If you want to sit in, you generally can, and it’s a lot easier to get a table inside than out on a nice night. Eating outside certainly has its advantages these days, but I felt quite safe eating in, and in most places staff are all masked up, for peace of mind.
An Aperol Spritz in the sun is as easy to acquire as ever, as is a great glass of vino or cold beer. A lot may have changed over the last couple years, but enjoying a fantastic drink in this city has not.

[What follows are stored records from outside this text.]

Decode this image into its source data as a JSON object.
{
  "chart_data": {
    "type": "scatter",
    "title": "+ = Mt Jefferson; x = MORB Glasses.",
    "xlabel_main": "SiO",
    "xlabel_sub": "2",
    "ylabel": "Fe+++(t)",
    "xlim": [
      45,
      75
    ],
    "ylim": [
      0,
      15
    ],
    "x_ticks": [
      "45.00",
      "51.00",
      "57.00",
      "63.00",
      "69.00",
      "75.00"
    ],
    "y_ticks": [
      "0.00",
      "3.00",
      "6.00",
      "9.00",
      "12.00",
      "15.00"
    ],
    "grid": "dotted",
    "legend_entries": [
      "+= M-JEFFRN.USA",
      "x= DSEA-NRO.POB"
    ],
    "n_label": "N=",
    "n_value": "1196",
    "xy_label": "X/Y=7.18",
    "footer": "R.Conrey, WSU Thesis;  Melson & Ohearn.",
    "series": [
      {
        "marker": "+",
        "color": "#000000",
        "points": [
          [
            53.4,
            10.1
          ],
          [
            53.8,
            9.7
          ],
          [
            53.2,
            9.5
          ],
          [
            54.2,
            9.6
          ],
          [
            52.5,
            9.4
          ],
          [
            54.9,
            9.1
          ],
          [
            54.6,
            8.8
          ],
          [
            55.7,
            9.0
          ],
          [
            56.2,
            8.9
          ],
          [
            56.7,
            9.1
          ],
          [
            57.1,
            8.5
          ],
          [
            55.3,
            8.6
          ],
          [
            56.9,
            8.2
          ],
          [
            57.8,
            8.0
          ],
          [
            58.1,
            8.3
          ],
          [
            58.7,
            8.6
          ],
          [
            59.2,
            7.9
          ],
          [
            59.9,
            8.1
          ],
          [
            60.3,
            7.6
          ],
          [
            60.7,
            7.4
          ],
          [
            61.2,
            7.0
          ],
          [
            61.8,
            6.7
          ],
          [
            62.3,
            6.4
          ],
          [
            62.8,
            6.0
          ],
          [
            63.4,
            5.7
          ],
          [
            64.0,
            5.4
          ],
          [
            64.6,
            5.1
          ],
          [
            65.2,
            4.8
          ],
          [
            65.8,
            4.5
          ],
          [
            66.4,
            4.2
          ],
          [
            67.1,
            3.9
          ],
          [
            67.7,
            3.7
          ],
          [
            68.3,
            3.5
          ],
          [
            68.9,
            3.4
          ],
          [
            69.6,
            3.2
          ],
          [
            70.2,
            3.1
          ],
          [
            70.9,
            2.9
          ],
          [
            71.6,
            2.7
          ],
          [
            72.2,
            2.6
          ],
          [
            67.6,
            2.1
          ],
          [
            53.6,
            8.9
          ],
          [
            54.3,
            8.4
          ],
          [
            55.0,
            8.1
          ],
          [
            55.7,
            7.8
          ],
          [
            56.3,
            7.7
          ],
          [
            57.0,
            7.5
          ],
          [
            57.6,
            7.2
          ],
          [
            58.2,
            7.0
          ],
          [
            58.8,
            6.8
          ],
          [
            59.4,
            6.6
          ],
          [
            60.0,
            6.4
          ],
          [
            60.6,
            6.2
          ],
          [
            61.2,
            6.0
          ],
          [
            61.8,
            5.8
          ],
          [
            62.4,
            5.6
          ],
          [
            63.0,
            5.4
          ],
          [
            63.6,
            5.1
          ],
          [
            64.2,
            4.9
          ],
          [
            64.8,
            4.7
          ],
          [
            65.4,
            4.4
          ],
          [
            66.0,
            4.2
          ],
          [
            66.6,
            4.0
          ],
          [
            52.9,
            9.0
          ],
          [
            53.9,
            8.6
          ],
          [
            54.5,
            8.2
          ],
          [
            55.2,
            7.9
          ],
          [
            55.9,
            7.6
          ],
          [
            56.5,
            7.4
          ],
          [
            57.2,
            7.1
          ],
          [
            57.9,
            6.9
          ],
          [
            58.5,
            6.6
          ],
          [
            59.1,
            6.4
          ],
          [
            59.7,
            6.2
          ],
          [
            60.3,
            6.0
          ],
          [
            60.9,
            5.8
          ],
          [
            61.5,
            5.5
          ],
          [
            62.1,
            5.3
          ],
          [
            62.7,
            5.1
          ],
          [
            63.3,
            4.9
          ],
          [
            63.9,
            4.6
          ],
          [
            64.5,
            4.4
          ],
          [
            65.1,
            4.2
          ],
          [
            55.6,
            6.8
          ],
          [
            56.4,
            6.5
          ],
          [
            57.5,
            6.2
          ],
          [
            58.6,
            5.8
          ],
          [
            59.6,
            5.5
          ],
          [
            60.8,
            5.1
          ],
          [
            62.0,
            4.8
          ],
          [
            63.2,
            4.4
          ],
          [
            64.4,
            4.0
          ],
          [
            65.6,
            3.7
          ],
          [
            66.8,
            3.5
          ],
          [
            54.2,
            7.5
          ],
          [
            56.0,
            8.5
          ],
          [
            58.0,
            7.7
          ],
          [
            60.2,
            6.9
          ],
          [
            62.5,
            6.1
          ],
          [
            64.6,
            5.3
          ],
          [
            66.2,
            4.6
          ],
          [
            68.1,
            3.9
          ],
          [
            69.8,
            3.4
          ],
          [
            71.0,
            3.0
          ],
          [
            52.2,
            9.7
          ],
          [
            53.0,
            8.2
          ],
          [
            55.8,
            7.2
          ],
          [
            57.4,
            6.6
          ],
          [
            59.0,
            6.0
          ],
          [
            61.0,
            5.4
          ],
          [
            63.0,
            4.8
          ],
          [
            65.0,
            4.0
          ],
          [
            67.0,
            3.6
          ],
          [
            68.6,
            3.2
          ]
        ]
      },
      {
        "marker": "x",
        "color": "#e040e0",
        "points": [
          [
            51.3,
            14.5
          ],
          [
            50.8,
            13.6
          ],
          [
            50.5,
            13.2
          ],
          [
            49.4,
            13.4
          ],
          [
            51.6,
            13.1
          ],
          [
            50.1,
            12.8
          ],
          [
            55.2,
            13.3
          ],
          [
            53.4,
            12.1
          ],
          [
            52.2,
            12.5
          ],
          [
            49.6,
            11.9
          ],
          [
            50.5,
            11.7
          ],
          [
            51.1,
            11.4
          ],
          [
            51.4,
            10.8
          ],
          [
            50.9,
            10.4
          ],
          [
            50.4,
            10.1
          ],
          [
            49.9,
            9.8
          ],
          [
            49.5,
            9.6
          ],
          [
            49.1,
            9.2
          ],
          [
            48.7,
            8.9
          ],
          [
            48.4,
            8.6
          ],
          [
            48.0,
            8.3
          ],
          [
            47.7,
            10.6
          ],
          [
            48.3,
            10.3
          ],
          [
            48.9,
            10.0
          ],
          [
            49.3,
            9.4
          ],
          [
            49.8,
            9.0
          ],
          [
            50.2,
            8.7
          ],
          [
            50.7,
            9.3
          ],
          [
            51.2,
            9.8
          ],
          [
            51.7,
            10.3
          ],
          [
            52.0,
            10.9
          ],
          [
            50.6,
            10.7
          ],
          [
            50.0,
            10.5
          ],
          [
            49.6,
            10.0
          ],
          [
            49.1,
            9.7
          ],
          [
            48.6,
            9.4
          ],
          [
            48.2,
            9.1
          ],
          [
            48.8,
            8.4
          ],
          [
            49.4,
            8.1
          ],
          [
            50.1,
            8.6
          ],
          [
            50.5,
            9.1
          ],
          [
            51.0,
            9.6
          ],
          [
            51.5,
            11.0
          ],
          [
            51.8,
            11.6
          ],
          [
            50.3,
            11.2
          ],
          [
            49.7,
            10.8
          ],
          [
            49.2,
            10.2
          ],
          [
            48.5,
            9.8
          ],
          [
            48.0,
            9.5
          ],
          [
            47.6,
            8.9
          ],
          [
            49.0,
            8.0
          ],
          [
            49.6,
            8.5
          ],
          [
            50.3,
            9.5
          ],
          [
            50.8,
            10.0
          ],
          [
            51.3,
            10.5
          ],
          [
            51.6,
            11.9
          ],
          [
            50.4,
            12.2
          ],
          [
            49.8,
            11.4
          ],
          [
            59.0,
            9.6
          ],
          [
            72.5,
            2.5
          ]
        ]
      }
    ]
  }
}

Crucially to me, the coffee scene has improved so much in the last three years, since my last visit. So many on trend, ultra refined coffee bars have popped up, brewing the best roasts and V60, alt milks and all the things a coffee snob cares about. Shout out to Roast Club, Onna Coffee, La Papa and Vita Brevis for the quality drip!
Getting Around The City
Common sense applies here. One of the glorious things about Barcelona is the easy grid to follow. You can always find a landmark and then pretty much follow the grid as your compass. As far as transit options…
Uber is still largely “not” a thing in Barcelona, but Cabify and other operators are. You can download the app before arrival, to help smooth out any arrivals process. Taxis are very easy to hail and now all of them take contactless or card without hassle.
In many ways, the pandemic has made getting around the city much more seamless, since everyone enjoyed a technology upgrade during the downtime. Leaving Barcelona airport, there’s really no need to pre-book any car services, unless you want to.
As for zipping around, mass transit is still in service, including trams, busses and underground. There’s also no shortage of scooter and moped ride share options, so you can really take your pick. It’s such a world class city to walk or bike, it’d be a shame not to, if you can!
Barcelona: Visiting Right Now
I loved getting back to Barcelona and have faith that anyone else would too. I think there’s a great vibe here now, with both locals and visitors flocking back to the city center to reestablish old habits and visit favorite places.
For a “foodie”, it’s just really hard to find more than a handful of cities which offer as much to sample. Tapas is such a fun style of food because you get to try so much, but few dishes are ever “expensive”, at least in US or UK terms.
If you’ve been thinking about a trip, but had read things which left you feeling a bit hit and miss, it’s so much more hit than miss here right now, and there’s a magic to any trips right now, before the mass tourism returns.